Westcott exhaled through his nose, like he’d just been locked in a room with a bowl of poisoned fruit. Finally he said, “Well, all’s lost if you die, so if that’s what you’re going to do I might as well come do it with you. Just let me gather a few things.”
Erem gave him a nod of thanks but remained silent. Words were inadequate to express the gratitude that the man’s sacrifices deserved. So he simply watched as Westcott selected a variety of vials from around his shop, sliding them into various pockets. He slung a bandolier across his chest, shoving still more bottles into its various loops. When he was finished, he looked more a pirate than a scientist. Erem wished there was time to be amused.
Westcott made for the door without looking at him. Erem made to follow, but then Westcott stopped, as if he intended to glance back. He stood that way for several long moments, his silence a forlorn farewell, but didn’t turn. Then, as quickly as he’d stopped, Westcott opened the shop door without a word, motioning Erem out, then following close behind him.
He didn’t bother to shut the door behind them.
39
Ferrin
By far, Ral the Builder is the founding hero least written of. A disservice in my view. It’s colloquially said that the founding quartet “built” this nation. This is of course, true. But in Ral’s case, it was literally so. Virtually any building of note that exis
ts in Agarsfar today was built either under his supervision or by his own hands. He performed all his building with no tools save his power to channel and a small hammer, perhaps an earth Link Most believe such skill is lost to us today, but in my view Ral was simply a once in a millennia talent.
-From the preface to the Millennial Printing of Tragnè’s Oral Histories, written by Rikar Bladesong
HE DROPPED HIS HEAD into the book before him, letting out a deep sigh. With the hood of a cloak he’d found in Westcott’s pantry covering much of his face, Ferrin was enveloped in darkness. The seductive relaxation offered by sleep was difficult to resist.
But rest was a luxury he could no longer afford. Trimale knew he’d been forced to do enough of it these past days. It’d been nearly the only thing Erem had said to him since he’d awoke in the bed of an apothecary in Tragnè City. A bed much too large for the single, mouse of a man who ran the shop.
He turned his head, eyes falling to the binding of a massive tome. Genealogies of the Western Province. He’d often seen the volume cited in books at Ral Mok’s library, but had never actually found a copy until now. The urge to throw the other books aside and bury himself in its pages hit him for what must have been the tenth time since he’d sat down. But for once he had something more important to do in a library than research his parentage. He turned his attention back to the schematics of the tunnels below the City.

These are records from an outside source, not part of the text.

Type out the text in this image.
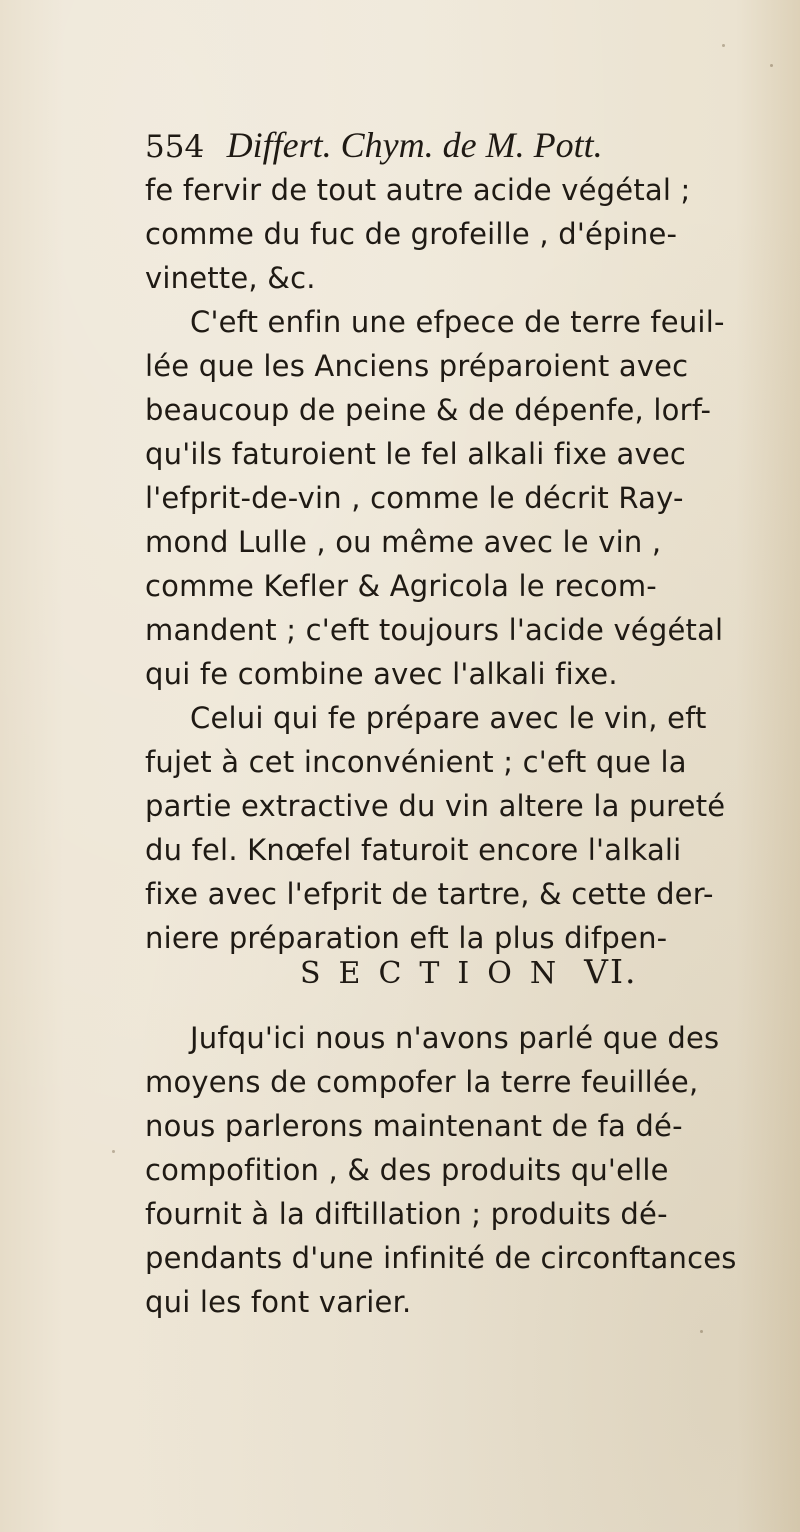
554 Differt. Chym. de M. Pott.
fe fervir de tout autre acide végétal ;
comme du fuc de grofeille , d'épine-
vinette, &c.
C'eft enfin une efpece de terre feuil-
lée que les Anciens préparoient avec
beaucoup de peine & de dépenfe, lorf-
qu'ils faturoient le fel alkali fixe avec
l'efprit-de-vin , comme le décrit Ray-
mond Lulle , ou même avec le vin ,
comme Kefler & Agricola le recom-
mandent ; c'eft toujours l'acide végétal
qui fe combine avec l'alkali fixe.
Celui qui fe prépare avec le vin, eft
fujet à cet inconvénient ; c'eft que la
partie extractive du vin altere la pureté
du fel. Knœfel faturoit encore l'alkali
fixe avec l'efprit de tartre, & cette der-
niere préparation eft la plus difpen-
SECTION VI.
Jufqu'ici nous n'avons parlé que des
moyens de compofer la terre feuillée,
nous parlerons maintenant de fa dé-
compofition , & des produits qu'elle
fournit à la diftillation ; produits dé-
pendants d'une infinité de circonftances
qui les font varier.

It’d been hours now since he’d snuck out of the shop. Erem would be furious, not that Ferrin cared. The man was taciturn as ever, breaking his brooding silences only to have hushed arguments with the alchemist who’d taken them in. It hadn’t escaped Ferrin’s notice that the chemist’s name was Westcott, same as the Symposium’s last Apothick Master Keeper. That Erem had such friends only emphasized that he’d once been a Keeper himself. But strain his mind as he might, Ferrin could remember no Keeper with such a name. Certainly a shadow-attuned blademaster would have stood out in the histories he’d read.